Canopy Drops as Consumer Pot Preferences Shift Amid Covid
(Bloomberg) -- Canopy Growth Corp. reported a negative gross margin for its most recent quarter, showing just how far the cannabis company has to go to reach profitability.
The hit comes as consumer preferences shift to higher-end products, including high-THC items and marijuana that comes from a single strain of plant, Chief Executive Officer David Klein said in a phone interview. The evolution in tastes is due in part to customers spending more time at dispensaries as Covid-19 lockdowns relax, he said.
“We’ve now focused our cultivation to be more premium and more agile so we don’t have those issues going forward,” Klein said. A prior trend toward value-priced offerings has continued, but price competition in that space has become tougher, prompting Canopy to pivot to mid-priced and premium offerings.
The big hit this quarter came from writing down C$87 million ($69.8 million) worth of cannabis inventory after demand was less than expected in Canada, Canopy’s biggest market. That resulted in gross margin of negative 54% for its fiscal second quarter, which ended Sept. 30, the company reported Friday.
The company recorded a loss of C$163 million in adjusted earnings before interest, taxes, depreciation and amortization. Analysts expected a loss of C$50.2 million, according to estimates compiled by Bloomberg.
Canada’s marijuana market has been disrupted by delays in distributing Covid-19 vaccines, which has slowed the reopening of the economy. Now that consumers are back in stores, Klein said they’ve become more sophisticated in their preferences.

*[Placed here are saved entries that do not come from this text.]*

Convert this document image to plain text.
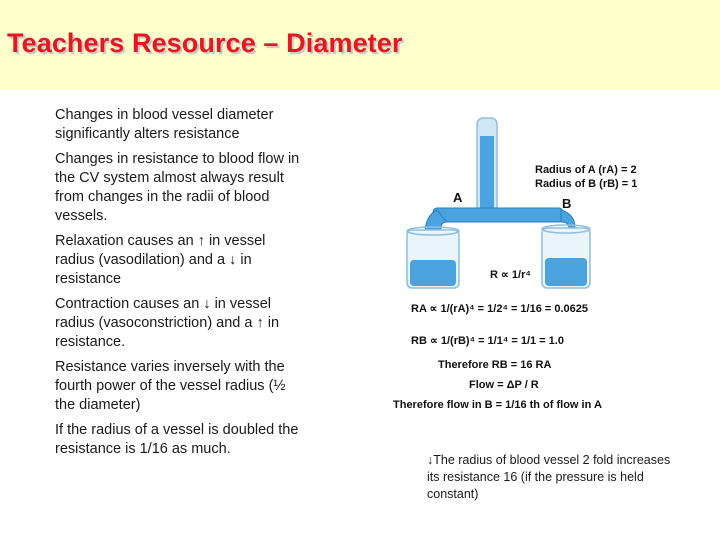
Teachers Resource – Diameter

Changes in blood vessel diameter significantly alters resistance

Changes in resistance to blood flow in the CV system almost always result from changes in the radii of blood vessels.

Relaxation causes an ↑ in vessel radius (vasodilation) and a ↓ in resistance

Contraction causes an ↓ in vessel radius (vasoconstriction) and a ↑ in resistance.

Resistance varies inversely with the fourth power of the vessel radius (½ the diameter)

If the radius of a vessel is doubled the resistance is 1/16 as much.

A	B
Radius of A (rA) = 2
Radius of B (rB) = 1
R ∝ 1/r⁴
RA ∝ 1/(rA)⁴ = 1/2⁴ = 1/16 = 0.0625
RB ∝ 1/(rB)⁴ = 1/1⁴ = 1/1 = 1.0
Therefore RB = 16 RA
Flow = ΔP / R
Therefore flow in B = 1/16 th of flow in A
↓The radius of blood vessel 2 fold increases its resistance 16 (if the pressure is held constant)
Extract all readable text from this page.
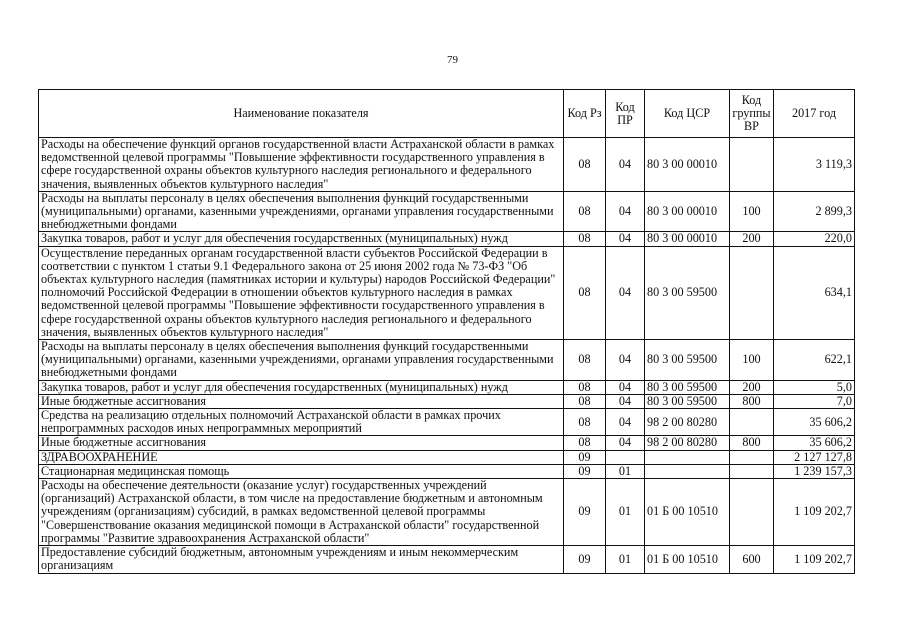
79
Наименование показателя	Код Рз	Код ПР	Код ЦСР	Код группы ВР	2017 год
Расходы на обеспечение функций органов государственной власти Астраханской области в рамках ведомственной целевой программы "Повышение эффективности государственного управления в сфере государственной охраны объектов культурного наследия регионального и федерального значения, выявленных объектов культурного наследия"	08	04	80 3 00 00010		3 119,3
Расходы на выплаты персоналу в целях обеспечения выполнения функций государственными (муниципальными) органами, казенными учреждениями, органами управления государственными внебюджетными фондами	08	04	80 3 00 00010	100	2 899,3
Закупка товаров, работ и услуг для обеспечения государственных (муниципальных) нужд	08	04	80 3 00 00010	200	220,0
Осуществление переданных органам государственной власти субъектов Российской Федерации в соответствии с пунктом 1 статьи 9.1 Федерального закона от 25 июня 2002 года № 73-ФЗ "Об объектах культурного наследия (памятниках истории и культуры) народов Российской Федерации" полномочий Российской Федерации в отношении объектов культурного наследия в рамках ведомственной целевой программы "Повышение эффективности государственного управления в сфере государственной охраны объектов культурного наследия регионального и федерального значения, выявленных объектов культурного наследия"	08	04	80 3 00 59500		634,1
Расходы на выплаты персоналу в целях обеспечения выполнения функций государственными (муниципальными) органами, казенными учреждениями, органами управления государственными внебюджетными фондами	08	04	80 3 00 59500	100	622,1
Закупка товаров, работ и услуг для обеспечения государственных (муниципальных) нужд	08	04	80 3 00 59500	200	5,0
Иные бюджетные ассигнования	08	04	80 3 00 59500	800	7,0
Средства на реализацию отдельных полномочий Астраханской области в рамках прочих непрограммных расходов иных непрограммных мероприятий	08	04	98 2 00 80280		35 606,2
Иные бюджетные ассигнования	08	04	98 2 00 80280	800	35 606,2
ЗДРАВООХРАНЕНИЕ	09				2 127 127,8
Стационарная медицинская помощь	09	01			1 239 157,3
Расходы на обеспечение деятельности (оказание услуг) государственных учреждений (организаций) Астраханской области, в том числе на предоставление бюджетным и автономным учреждениям (организациям) субсидий, в рамках ведомственной целевой программы "Совершенствование оказания медицинской помощи в Астраханской области" государственной программы "Развитие здравоохранения Астраханской области"	09	01	01 Б 00 10510		1 109 202,7
Предоставление субсидий бюджетным, автономным учреждениям и иным некоммерческим организациям	09	01	01 Б 00 10510	600	1 109 202,7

“As consumers experiment, rather than be more generic around sativa or indica types of plants, they want specifics strains with a lineage,” he said. The company is becoming more nimble so that it can quickly scale up its cultivation based on its vast genetic library and is also scouring the market for strains that might interest its consumers, and working with craft growers, Klein added.
Canopy also pushed out its goal to hit positive adjusted Ebitda, without giving an exact timeline. Klein said it’s been taking longer than expected to get the company’s CBD products onto U.S. store shelves.
On a positive note, the brands it does have in the U.S. are doing well: Canopy’s Martha Stewart CBD line in the U.S. remains one of the fastest growing brands in the industry, the company said. The company also has several options on the U.S. market.
The shares tumbled 8.8% at 10:44 a.m. in New York. The stock had declined 46% this year through Thursday.